Vatican defends Benedict after report faults abuse record
ABC News
The Vatican is strongly defending Pope Benedict XVI’s record in fighting clergy sexual abuse after an independent report faulted his handling of four cases of abuse when he was archbishop of Munich, Germany
ROME -- The Vatican on Wednesday strongly defended Pope Benedict XVI’s record in fighting clergy sexual abuse and cautioned against looking for “easy scapegoats and summary judgments," after an independent report faulted his handling of four cases of abuse when he was archbishop of Munich, Germany.
The Holy See’s editorial director, Andrea Tornielli, provided the Vatican's first substantial response to the report in an editorial that appeared in the Vatican newspaper L'Osservatore Romano and its media portal, Vatican News. In it, Tornielli recalled that Benedict was the first pope to meet with victims of abuse, that he had issued strong norms to punish priests who raped children and had directed the church to pursue a path of humility in seeking forgiveness for the crimes of its clerics.

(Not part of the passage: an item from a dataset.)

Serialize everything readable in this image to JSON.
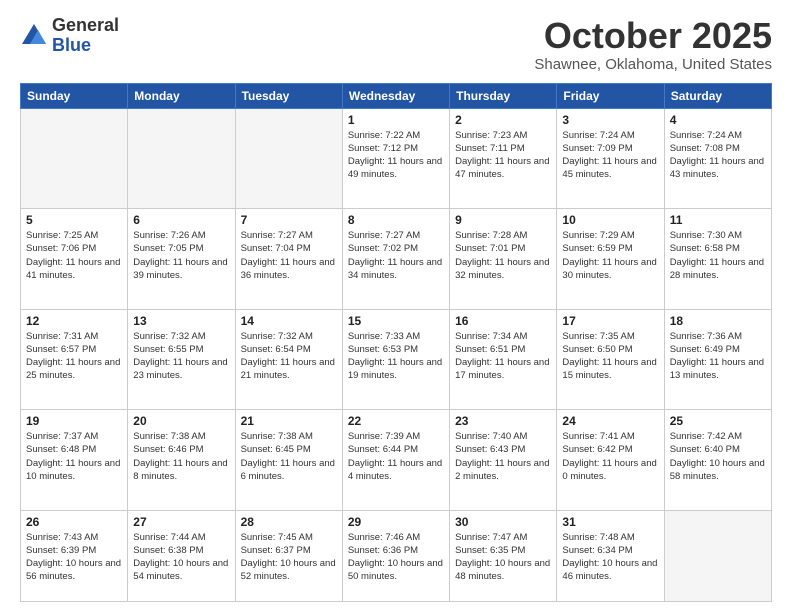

“All this can neither be forgotten nor erased,” Tornielli wrote.
A German law firm released the lengthy report last week that had been commissioned by the German church to look into how cases of sexual abuse were handled in the archdiocese between 1945 and 2019. Benedict, the former Cardinal Joseph Ratzinger, headed the archdiocese from 1977 to 1982, when he was named to head the Vatican’s Congregation for the Doctrine of the Faith.